Families of patients who died in the Life Esidimeni tragedy sing outside the venue where arbitration hearings took place in 2018.
Image: Thulani Mbele

A witness in the Life Esidimeni inquest burst into tears on Tuesday after relaying his fears of the potential harm that could be inflicted on disabled children if they were moved from a specialist care centre to ill-equipped NGOs. 

Former project manager of the Life Esidimeni marathon project Levy Mosenogi told the court that he was aware of the potential crisis that could occur if severely disabled children were moved like adult mental healthcare patients.

Mosenogi was under cross-examination by Adv Teneille Govender, a lawyer for former Gauteng health MEC Qedani Mahlangu. Govender asked Mosenogi that if he saw the potential crisis of moving children, why was he not as outspoken as he was in the case of Baneng Care Centre whose closure he said would  be disastrous.
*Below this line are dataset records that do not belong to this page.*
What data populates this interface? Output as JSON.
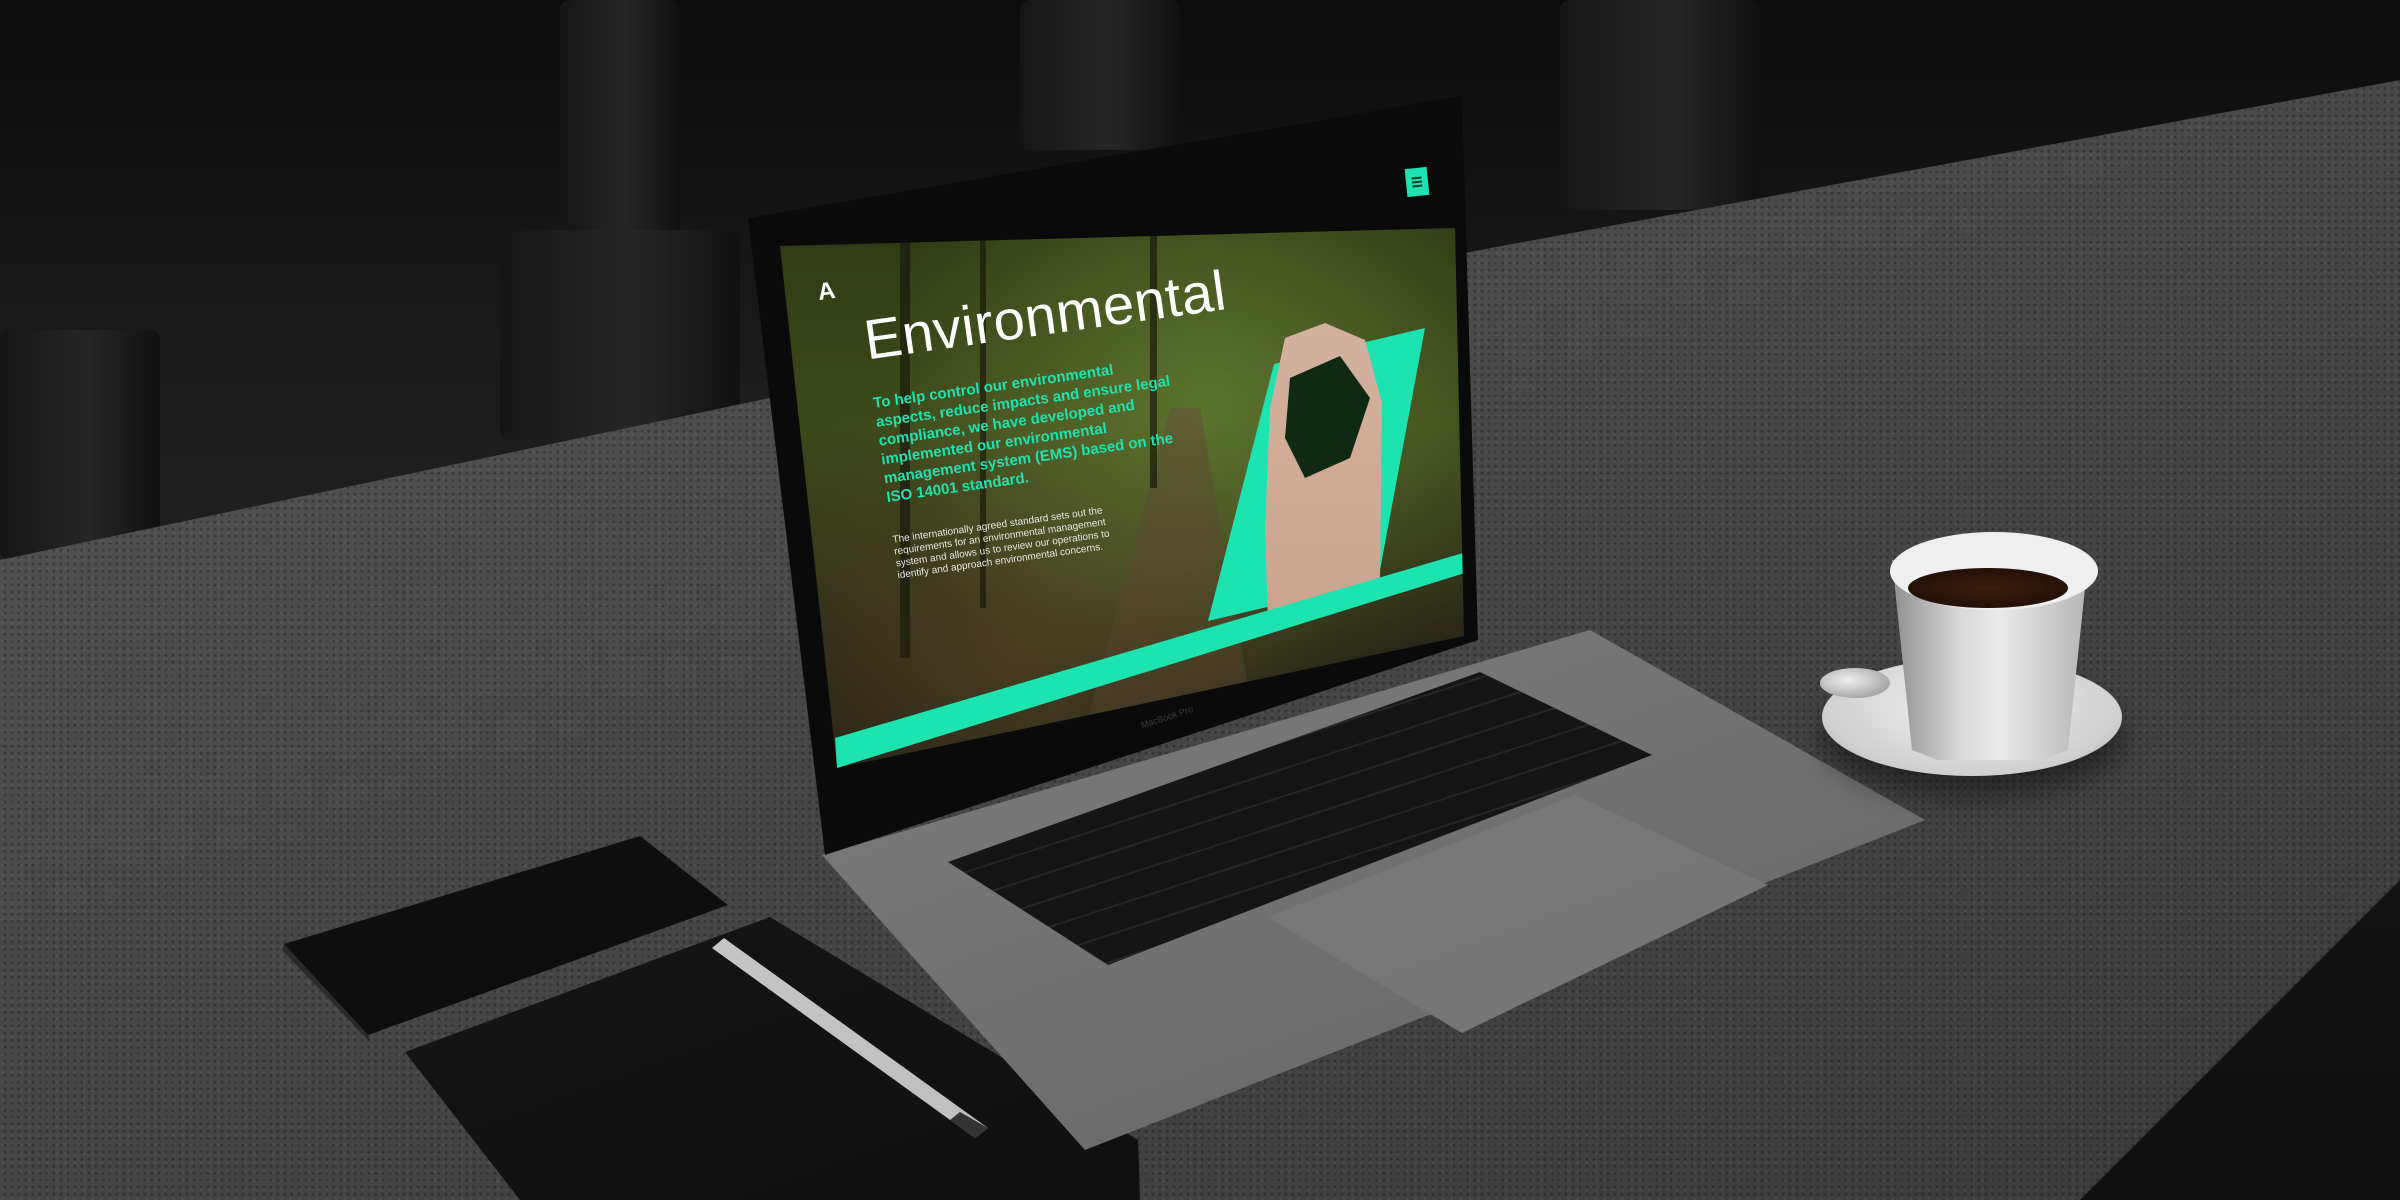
{
  "website": {
    "logo_mark": "A",
    "menu_icon": "hamburger-menu-icon",
    "title": "Environmental",
    "lead_text": "To help control our environmental aspects, reduce impacts and ensure legal compliance, we have developed and implemented our environmental management system (EMS) based on the ISO 14001 standard.",
    "body_text": "The internationally agreed standard sets out the requirements for an environmental management system and allows us to review our operations to identify and approach environmental concerns.",
    "accent_color": "#1de3b0"
  },
  "laptop": {
    "bezel_label": "MacBook Pro"
  }
}
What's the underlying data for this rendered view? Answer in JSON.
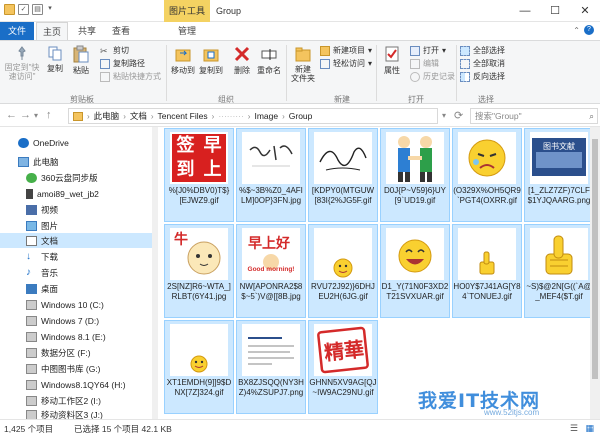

“The Baneng situation was different because there were severely disabled people who would be lying in bed and couldn't even wake up. Because of what I saw in Baneng, it reflected back because my younger brother was admitted and severely disabled... I would sit with him and when I wanted to leave he would bite or hold on to me. That's why I fought so much for Baneng not to be closed,” he said.

The inquest, which is back after a six-week adjournment, aims to determine if anyone can be held criminally liable for the deaths of 144 mental health patients who died from neglect.  

Mosenogi said after joining the marathon project in December 2015, he realised that there was not enough time to move patients and he brought this to the attention of Mahlangu.

“I did not want to quit because it would have been worse. My greatest fear was that I would be stuck with patients with nowhere to go. It kept me awake at night, maybe I should have gone to higher authorities,” he said.

He said he raised the issue of the rushed marathon project with some of his branch members in the ANC for guidance where he was a chairperson at the time. He asked his prayer group to pray for him and the department of health.

“I described the pressure I'm facing with a project that seems not to be going the right way and my concerns about the project. I asked them to pray for me and the department because this thing was heavy on me.”

Mosenogi said he did not raise the issue with the premier or the minister of health.

Judge Mmonoa Teffo ordered an adjournment to allow Mosenogi to pull himself together.